Tea-leaf solid fermentation medium (%): 0.1 part of ammonium sulfate, 0.02 part of magnesium sulfate, 0.15 part of monopotassium phosphate, 0.5 part of light calcium carbonate and 0.6 part of cane molasses, and the mixture is uniformly stirred with the tea leaves and auxiliary materials, wherein the packaging amount of each fermentation bag is 10 kg.

Phosphate buffer solution: mixing 3.4g KH₂PO₄Dissolved in 50mL of distilled water, adjusted to pH 7.2 with 1mol/L NaOH and finally brought to a volume of 100mL by adding distilled water. Autoclaving at 121 deg.C for 15 min, and storing at 4 deg.C.

4. Detection method

Determination of the total acid content: the determination is carried out by an acid-base titration method according to the national standard GB/T12456-2008 'determination of total acid in food'.

Crude protein content: refer to GB/T6432-2018 Kai Kjeldahl method for determination of crude protein in feed.

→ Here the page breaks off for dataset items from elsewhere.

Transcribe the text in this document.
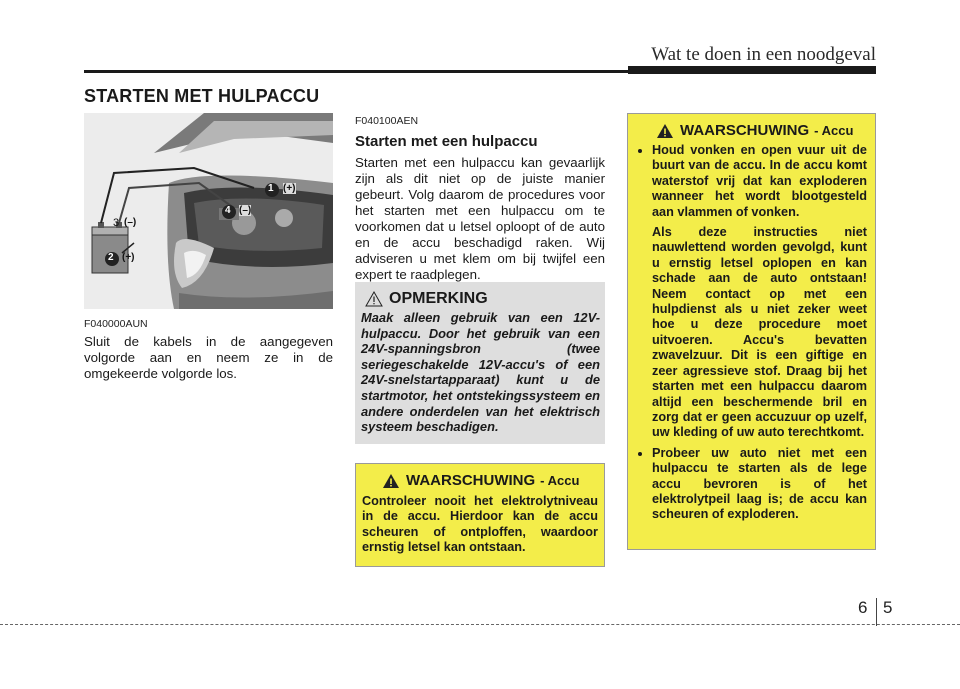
Wat te doen in een noodgeval
STARTEN MET HULPACCU
1 (+)
4 (–)
3 (–)
2 (+)
F040000AUN
Sluit de kabels in de aangegeven volgorde aan en neem ze in de omgekeerde volgorde los.
F040100AEN
Starten met een hulpaccu
Starten met een hulpaccu kan gevaarlijk zijn als dit niet op de juiste manier gebeurt. Volg daarom de procedures voor het starten met een hulpaccu om te voorkomen dat u letsel oploopt of de auto en de accu beschadigd raken. Wij adviseren u met klem om bij twijfel een expert te raadplegen.
OPMERKING
Maak alleen gebruik van een 12V-hulpaccu. Door het gebruik van een 24V-spanningsbron (twee seriegeschakelde 12V-accu's of een 24V-snelstartapparaat) kunt u de startmotor, het ontstekingssysteem en andere onderdelen van het elektrisch systeem beschadigen.
WAARSCHUWING - Accu
Controleer nooit het elektrolytniveau in de accu. Hierdoor kan de accu scheuren of ontploffen, waardoor ernstig letsel kan ontstaan.
WAARSCHUWING - Accu

• Houd vonken en open vuur uit de buurt van de accu. In de accu komt waterstof vrij dat kan exploderen wanneer het wordt blootgesteld aan vlammen of vonken.

Als deze instructies niet nauwlettend worden gevolgd, kunt u ernstig letsel oplopen en kan schade aan de auto ontstaan! Neem contact op met een hulpdienst als u niet zeker weet hoe u deze procedure moet uitvoeren. Accu's bevatten zwavelzuur. Dit is een giftige en zeer agressieve stof. Draag bij het starten met een hulpaccu daarom altijd een beschermende bril en zorg dat er geen accuzuur op uzelf, uw kleding of uw auto terechtkomt.

• Probeer uw auto niet met een hulpaccu te starten als de lege accu bevroren is of het elektrolytpeil laag is; de accu kan scheuren of exploderen.

6 5
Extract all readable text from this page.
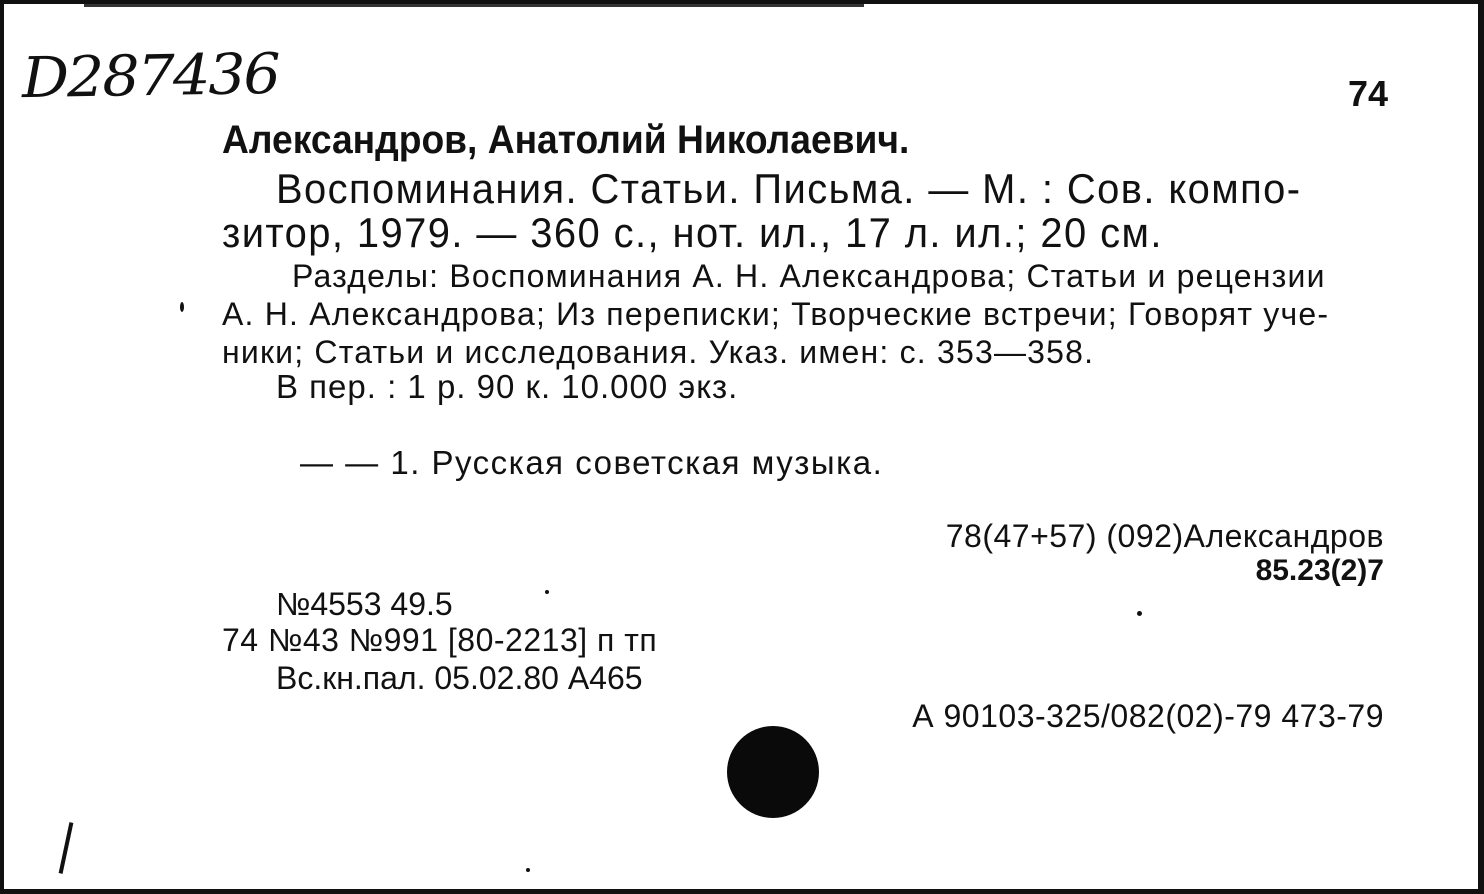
D287436	74
Александров, Анатолий Николаевич.
Воспоминания. Статьи. Письма. — М. : Сов. компо-
зитор, 1979. — 360 с., нот. ил., 17 л. ил.; 20 см.
Разделы: Воспоминания А. Н. Александрова; Статьи и рецензии
А. Н. Александрова; Из переписки; Творческие встречи; Говорят уче-
ники; Статьи и исследования. Указ. имен: с. 353—358.
В пер. : 1 р. 90 к. 10.000 экз.
— — 1. Русская советская музыка.
78(47+57) (092)Александров
85.23(2)7
№4553 49.5
74 №43 №991 [80-2213] п тп
Вс.кн.пал. 05.02.80 А465
А 90103-325/082(02)-79 473-79
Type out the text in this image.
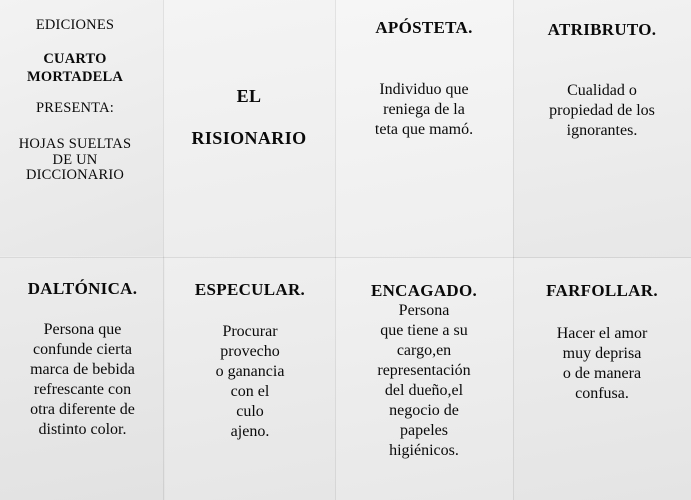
EDICIONES
CUARTO
MORTADELA
PRESENTA:
HOJAS SUELTAS
DE UN
DICCIONARIO
EL
RISIONARIO
APÓSTETA.
Individuo que
reniega de la
teta que mamó.
ATRIBRUTO.
Cualidad o
propiedad de los
ignorantes.
DALTÓNICA.
Persona que
confunde cierta
marca de bebida
refrescante con
otra diferente de
distinto color.
ESPECULAR.
Procurar
provecho
o ganancia
con el
culo
ajeno.
ENCAGADO.
Persona
que tiene a su
cargo,en
representación
del dueño,el
negocio de
papeles
higiénicos.
FARFOLLAR.
Hacer el amor
muy deprisa
o de manera
confusa.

Acid soluble protein content: refer to the determination of the content of acid soluble protein in GB/T22492-.

Crude fiber content: refer to GB/T6434-2006 filtration method of content determination of crude fiber in feed.

Amino acid content: reference is made to GB/T18246-.

5. Plate colony counting

1.0g of the solid fermentation sample (or 1mL of the fermentation broth sample) was weighed into 9.0mL of phosphate buffer, and then 2 drops of Tween 80 were added, to obtain a concentration of 10^-1The diluted solution of (1). Shaking at 150rpm for 5-10min, and diluting with phosphate buffer solution to obtain 10^-3，10^-5And 10^-7The dilution gradient of (2) plates are respectively coated with the diluents with different gradients, the plates are cultured at 30 ℃ for 72 hours, the total colony count is calculated, and different colony types are classified and counted.

6. Analysis of bacteriostatic Activity

And detecting the bacteriostatic activity of the metabolite by adopting an improved agar diffusion method.

Reference documents: several methods for detecting the fungal inhibition of lactic acid bacteria were compared [ J ] food research and development, 2020(9).